Tıpkı balın tadını kitaptan öğrenmeye çalışmaktaki gibi; Allah dostu bir mürşide duyulan muhabbeti, sevgiyi anlayabilmek için ciltler dolusu tasavvuf kitapları okuyabilirsiniz ama bir an yaşamadıysanız, anlamanız mümkün olmayacaktır.

Seyda Hazretlerinin huzurundaydık yine… 

Belki bir rüya değildi ama içimde oluşan duyguların neticesinde, hayal âleminde hissediyordum kendimi… Bu günden sonra, bir daha tekerrür edebilmesi muhtemel olmayan anlar yaşıyor olabilirdik.
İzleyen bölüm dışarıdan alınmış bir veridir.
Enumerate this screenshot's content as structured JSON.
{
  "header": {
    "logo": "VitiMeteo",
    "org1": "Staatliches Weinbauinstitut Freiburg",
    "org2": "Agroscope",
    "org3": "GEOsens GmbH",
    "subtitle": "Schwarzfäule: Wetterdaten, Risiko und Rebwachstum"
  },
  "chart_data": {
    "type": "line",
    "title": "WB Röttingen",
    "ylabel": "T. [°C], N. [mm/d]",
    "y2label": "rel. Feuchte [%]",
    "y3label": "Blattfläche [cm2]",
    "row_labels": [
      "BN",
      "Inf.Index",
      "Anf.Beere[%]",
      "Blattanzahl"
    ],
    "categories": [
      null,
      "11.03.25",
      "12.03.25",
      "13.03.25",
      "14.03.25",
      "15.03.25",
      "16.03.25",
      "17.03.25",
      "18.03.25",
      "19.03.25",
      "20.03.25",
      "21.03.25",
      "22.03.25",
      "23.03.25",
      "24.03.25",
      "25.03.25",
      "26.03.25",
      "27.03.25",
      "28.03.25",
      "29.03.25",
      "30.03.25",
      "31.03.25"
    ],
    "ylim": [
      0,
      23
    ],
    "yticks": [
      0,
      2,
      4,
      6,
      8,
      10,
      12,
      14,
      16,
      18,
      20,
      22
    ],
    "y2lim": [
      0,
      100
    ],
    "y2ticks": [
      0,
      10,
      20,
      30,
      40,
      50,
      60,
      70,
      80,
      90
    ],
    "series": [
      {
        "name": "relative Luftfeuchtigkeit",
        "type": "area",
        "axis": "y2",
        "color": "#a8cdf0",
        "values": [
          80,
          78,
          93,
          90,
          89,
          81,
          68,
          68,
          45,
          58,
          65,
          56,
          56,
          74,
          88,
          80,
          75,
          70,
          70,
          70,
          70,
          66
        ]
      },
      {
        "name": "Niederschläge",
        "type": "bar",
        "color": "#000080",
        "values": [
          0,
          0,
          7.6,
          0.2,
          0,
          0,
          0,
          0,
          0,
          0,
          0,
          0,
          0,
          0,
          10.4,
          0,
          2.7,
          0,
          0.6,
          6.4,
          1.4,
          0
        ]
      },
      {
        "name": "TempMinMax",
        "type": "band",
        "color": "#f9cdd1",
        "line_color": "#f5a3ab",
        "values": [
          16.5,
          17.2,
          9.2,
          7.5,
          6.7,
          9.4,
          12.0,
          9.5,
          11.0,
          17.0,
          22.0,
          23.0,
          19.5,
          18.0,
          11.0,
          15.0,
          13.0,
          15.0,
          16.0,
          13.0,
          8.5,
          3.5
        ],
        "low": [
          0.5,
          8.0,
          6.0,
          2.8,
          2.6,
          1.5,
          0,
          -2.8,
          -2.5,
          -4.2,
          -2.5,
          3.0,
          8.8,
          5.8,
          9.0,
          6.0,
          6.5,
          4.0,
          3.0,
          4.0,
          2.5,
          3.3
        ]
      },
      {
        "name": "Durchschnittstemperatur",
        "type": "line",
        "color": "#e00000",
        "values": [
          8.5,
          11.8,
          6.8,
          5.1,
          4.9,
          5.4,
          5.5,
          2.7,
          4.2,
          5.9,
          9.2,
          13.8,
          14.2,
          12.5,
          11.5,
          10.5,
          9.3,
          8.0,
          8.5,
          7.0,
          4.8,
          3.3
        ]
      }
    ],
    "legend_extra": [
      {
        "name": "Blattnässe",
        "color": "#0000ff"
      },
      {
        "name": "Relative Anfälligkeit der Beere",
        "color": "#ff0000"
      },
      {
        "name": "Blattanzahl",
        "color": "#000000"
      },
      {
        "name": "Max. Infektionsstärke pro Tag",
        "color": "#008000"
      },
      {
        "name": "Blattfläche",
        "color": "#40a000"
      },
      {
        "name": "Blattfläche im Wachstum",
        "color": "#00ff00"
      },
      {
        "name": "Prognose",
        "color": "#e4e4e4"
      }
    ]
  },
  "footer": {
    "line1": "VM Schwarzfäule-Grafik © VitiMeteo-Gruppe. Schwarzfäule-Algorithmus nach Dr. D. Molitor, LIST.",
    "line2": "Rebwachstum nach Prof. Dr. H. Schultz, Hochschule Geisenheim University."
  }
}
Geleceğe dair planlar yapmadan, içinde bulunduğumuz anın tadını çıkarmak en iyisiydi.

Seyda Hazretleri, yakın zamanda gördüğü bir rüyasını anlatıyordu… Gönlündeki mürşid muhabbetinin gül kokuları, vücudundan yayılmağa ve muhabbetten hâsıl olan rayihalar, kendi gönlünden taşıp odayı sarmaya başlıyordu…

“Kendi kendime. Seyda Muhammed Raşid Hazretlerinin zamanında, sürekli olarak bana ‘Seyda Hazretleri seni çok seviyor.’ derlerdi. Ben de ‘Büyüklüğünden ve merhametinden bana öyle davranıyor.’ derdim. O dünyasını değiştikten sonra kendi kendime: ‘Seyda Hazretlerinin sağlığında sürekli bana, ‘Seyda Hazretleri seni çok seviyor.’ derlerdi. Seyda Hazretleri, şimdi dünyasını değiştirdi, hakikat yurdunda; acaba hakikat yurdunda, onun yanında benim yerim nasıldır acaba? Beni gerçekten seviyor muydu? Diye düşünürdüm.”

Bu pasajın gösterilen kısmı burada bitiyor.